From these responses the teachers acquired a deeper understanding of where to begin. The study began with children exploring  paper’s many transformational properties.  A few were:
  • “Does it perform different actions; Such as folding, balling, tearing, molding, cutting,    
  •   and movement?”
  • “Can paper stand?” 
  • “What happens when it’s twisted?”
  • “Can paper be made to fly or float?”
  • “Does different paper make different sounds?” 
  • “Does paper have musical properties?”

Over the months the explorations lead to constructing, deconstructing and generating their ideas about paper!

The children spent many months studying paper pulp, they were intrigued by all the ways it could be transformed. One day the teachers noticed that the children were trying to find ways to make the paper pulp stand; they applied many different strategies some that were successful and others that were not. After some very thoughtful discussion the teachers decided to introduce wire to extend the paper pulp exploration. 

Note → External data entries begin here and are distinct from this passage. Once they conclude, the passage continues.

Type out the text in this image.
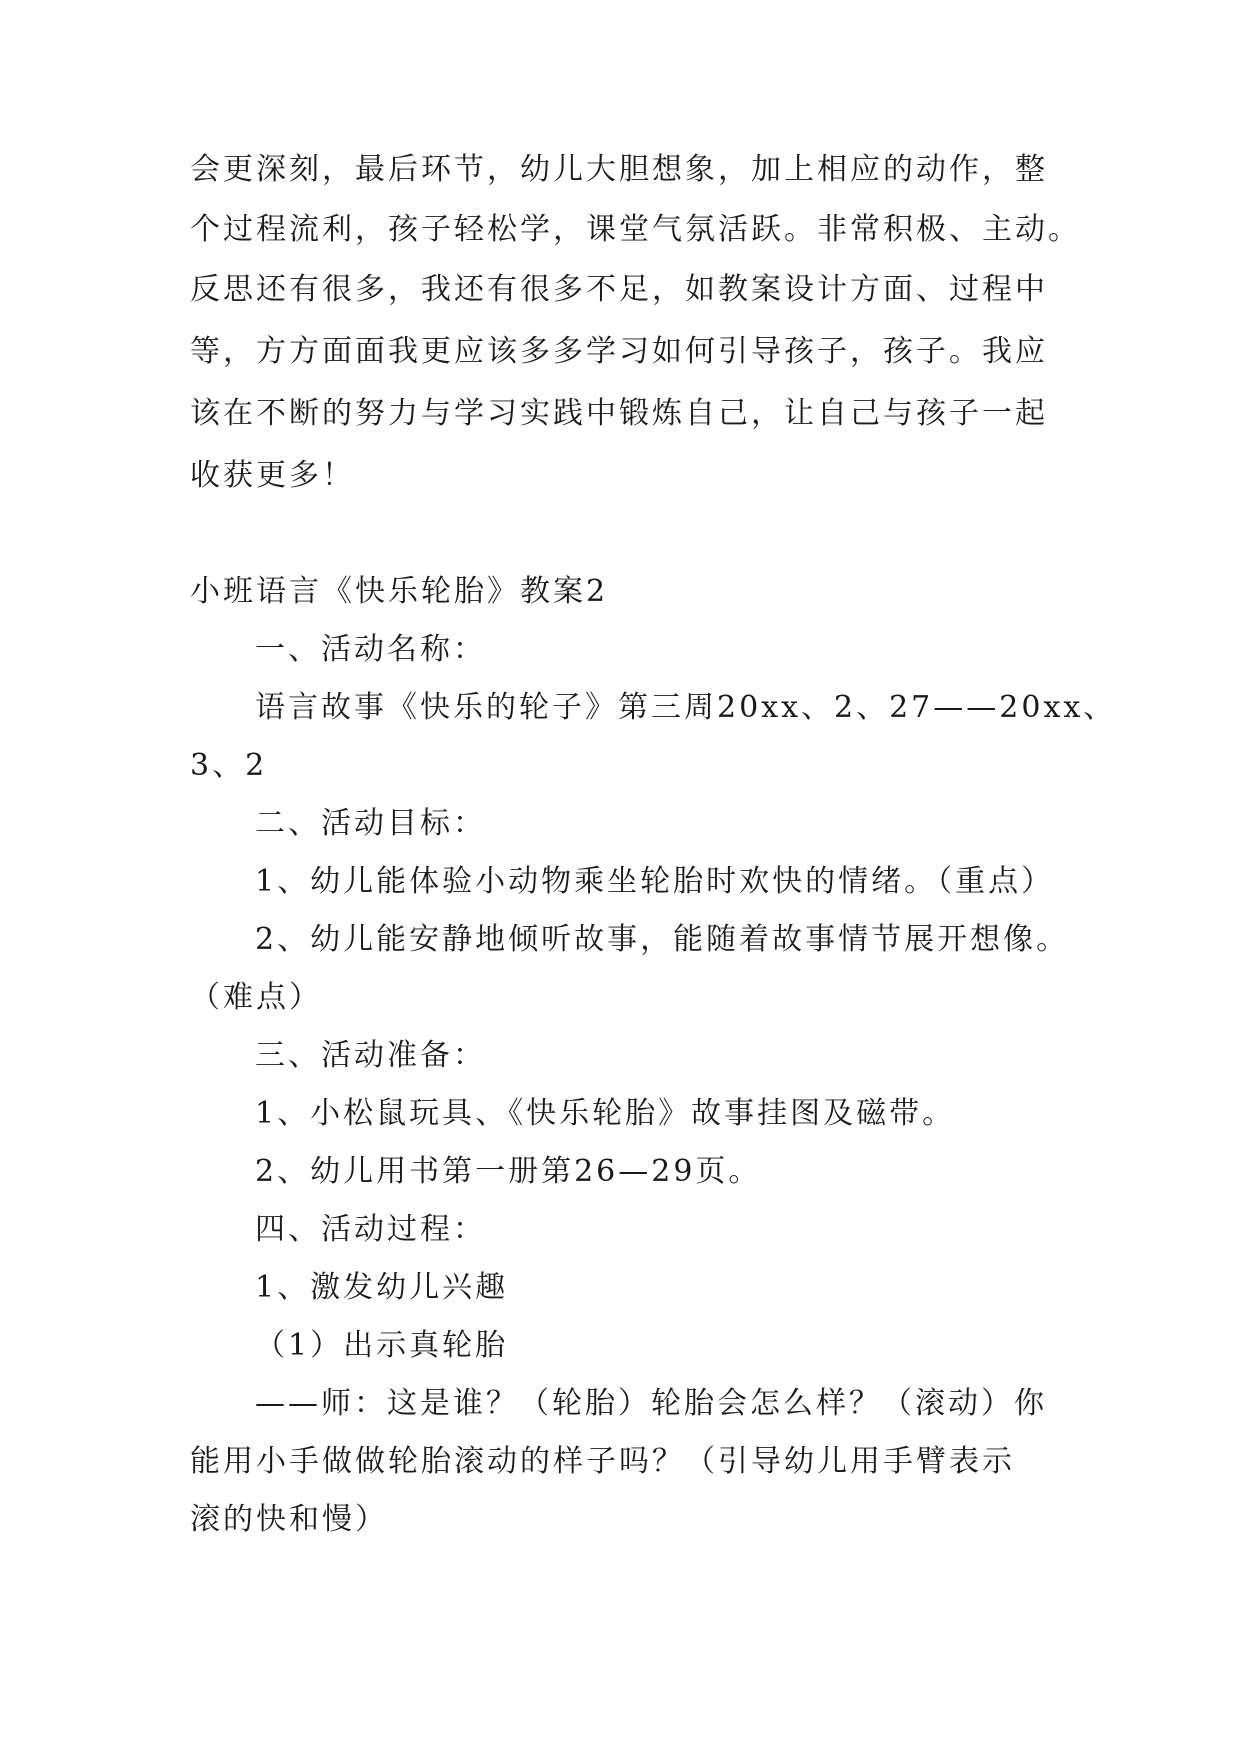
会更深刻，最后环节，幼儿大胆想象，加上相应的动作，整
个过程流利，孩子轻松学，课堂气氛活跃。非常积极、主动。
反思还有很多，我还有很多不足，如教案设计方面、过程中
等，方方面面我更应该多多学习如何引导孩子，孩子。我应
该在不断的努力与学习实践中锻炼自己，让自己与孩子一起
收获更多！
小班语言《快乐轮胎》教案2
一、活动名称：
语言故事《快乐的轮子》第三周20xx、2、27——20xx、
3、2
二、活动目标：
1、幼儿能体验小动物乘坐轮胎时欢快的情绪。（重点）
2、幼儿能安静地倾听故事，能随着故事情节展开想像。
（难点）
三、活动准备：
1、小松鼠玩具、《快乐轮胎》故事挂图及磁带。
2、幼儿用书第一册第26—29页。
四、活动过程：
1、激发幼儿兴趣
（1）出示真轮胎
——师：这是谁？（轮胎）轮胎会怎么样？（滚动）你
能用小手做做轮胎滚动的样子吗？（引导幼儿用手臂表示
滚的快和慢）
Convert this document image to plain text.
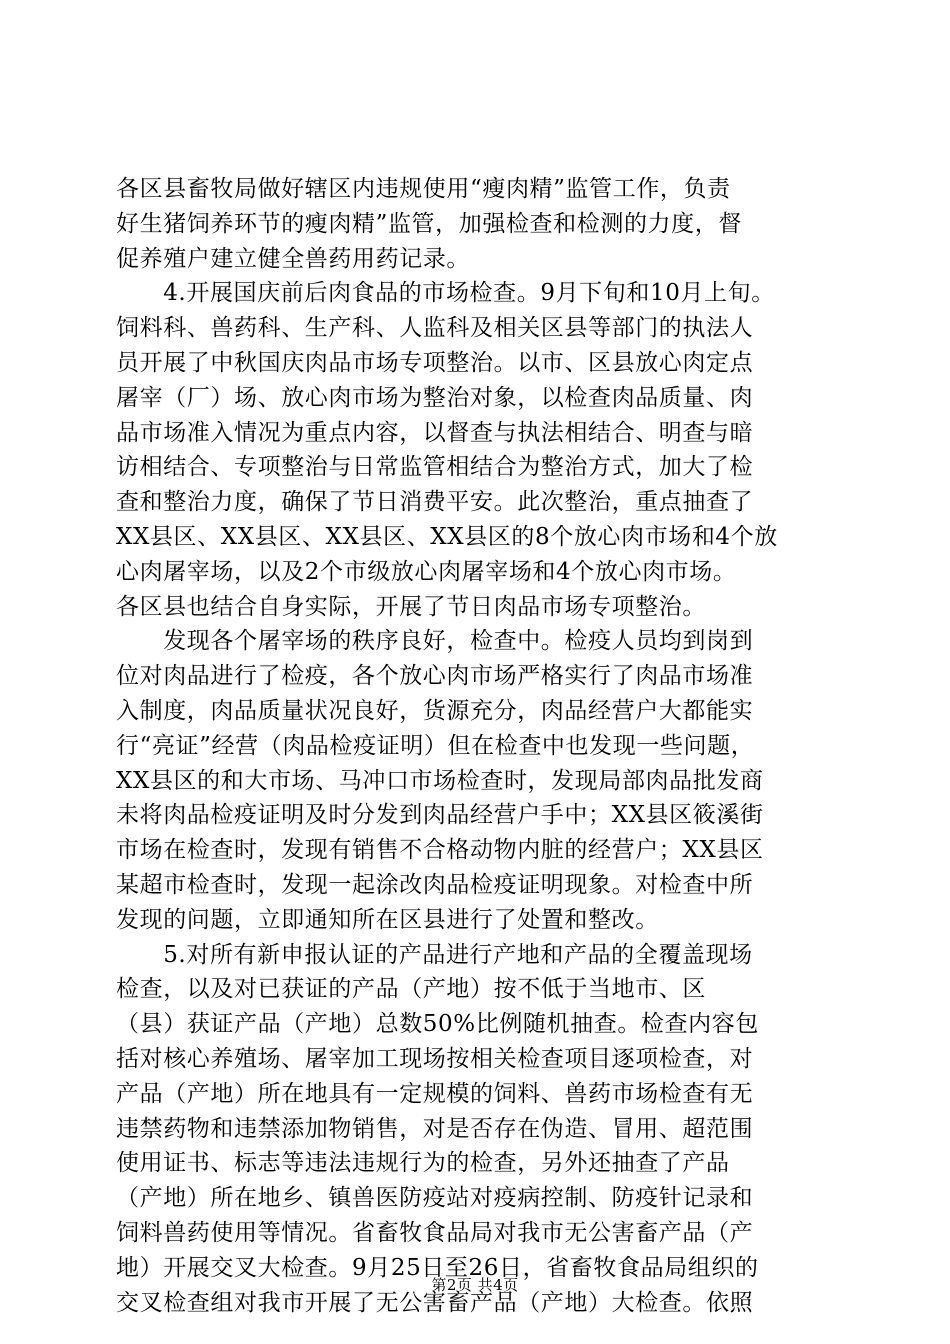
各区县畜牧局做好辖区内违规使用“瘦肉精”监管工作，负责
好生猪饲养环节的瘦肉精”监管，加强检查和检测的力度，督
促养殖户建立健全兽药用药记录。
　　4.开展国庆前后肉食品的市场检查。9月下旬和10月上旬。
饲料科、兽药科、生产科、人监科及相关区县等部门的执法人
员开展了中秋国庆肉品市场专项整治。以市、区县放心肉定点
屠宰（厂）场、放心肉市场为整治对象，以检查肉品质量、肉
品市场准入情况为重点内容，以督查与执法相结合、明查与暗
访相结合、专项整治与日常监管相结合为整治方式，加大了检
查和整治力度，确保了节日消费平安。此次整治，重点抽查了
XX县区、XX县区、XX县区、XX县区的8个放心肉市场和4个放
心肉屠宰场，以及2个市级放心肉屠宰场和4个放心肉市场。
各区县也结合自身实际，开展了节日肉品市场专项整治。
　　发现各个屠宰场的秩序良好，检查中。检疫人员均到岗到
位对肉品进行了检疫，各个放心肉市场严格实行了肉品市场准
入制度，肉品质量状况良好，货源充分，肉品经营户大都能实
行“亮证”经营（肉品检疫证明）但在检查中也发现一些问题，
XX县区的和大市场、马冲口市场检查时，发现局部肉品批发商
未将肉品检疫证明及时分发到肉品经营户手中；XX县区筱溪街
市场在检查时，发现有销售不合格动物内脏的经营户；XX县区
某超市检查时，发现一起涂改肉品检疫证明现象。对检查中所
发现的问题，立即通知所在区县进行了处置和整改。
　　5.对所有新申报认证的产品进行产地和产品的全覆盖现场
检查，以及对已获证的产品（产地）按不低于当地市、区
（县）获证产品（产地）总数50%比例随机抽查。检查内容包
括对核心养殖场、屠宰加工现场按相关检查项目逐项检查，对
产品（产地）所在地具有一定规模的饲料、兽药市场检查有无
违禁药物和违禁添加物销售，对是否存在伪造、冒用、超范围
使用证书、标志等违法违规行为的检查，另外还抽查了产品
（产地）所在地乡、镇兽医防疫站对疫病控制、防疫针记录和
饲料兽药使用等情况。省畜牧食品局对我市无公害畜产品（产
地）开展交叉大检查。9月25日至26日，省畜牧食品局组织的
交叉检查组对我市开展了无公害畜产品（产地）大检查。依照
第2页 共4页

Wire further supported the children’s theories and understanding about paper. The children explored more complex applications of design, structure and creativity.  The result was the creation of the paper dolls that Enrique blogged about last month.  The possibilities are endless, including the creating of baskets (basket weaving) and the creating of piƱatas!

When materials are:
  • thoughtfully offered to children
  • carefully mixed with other materials
  • it offers children countless opportunities to reflect, design, construct and create with new depth and breath. 

Leonor Lundholm
Children’s Services Coordinator 
Child-Parent Centers Inc.


  1. Excellent post! There certainly were valuable brain connections being made for these fortunate children, through these opportunities to explore and experiment in a variety of ways.

    1. Absolutely Deborah....this center is a real gem and a great example of what's possible.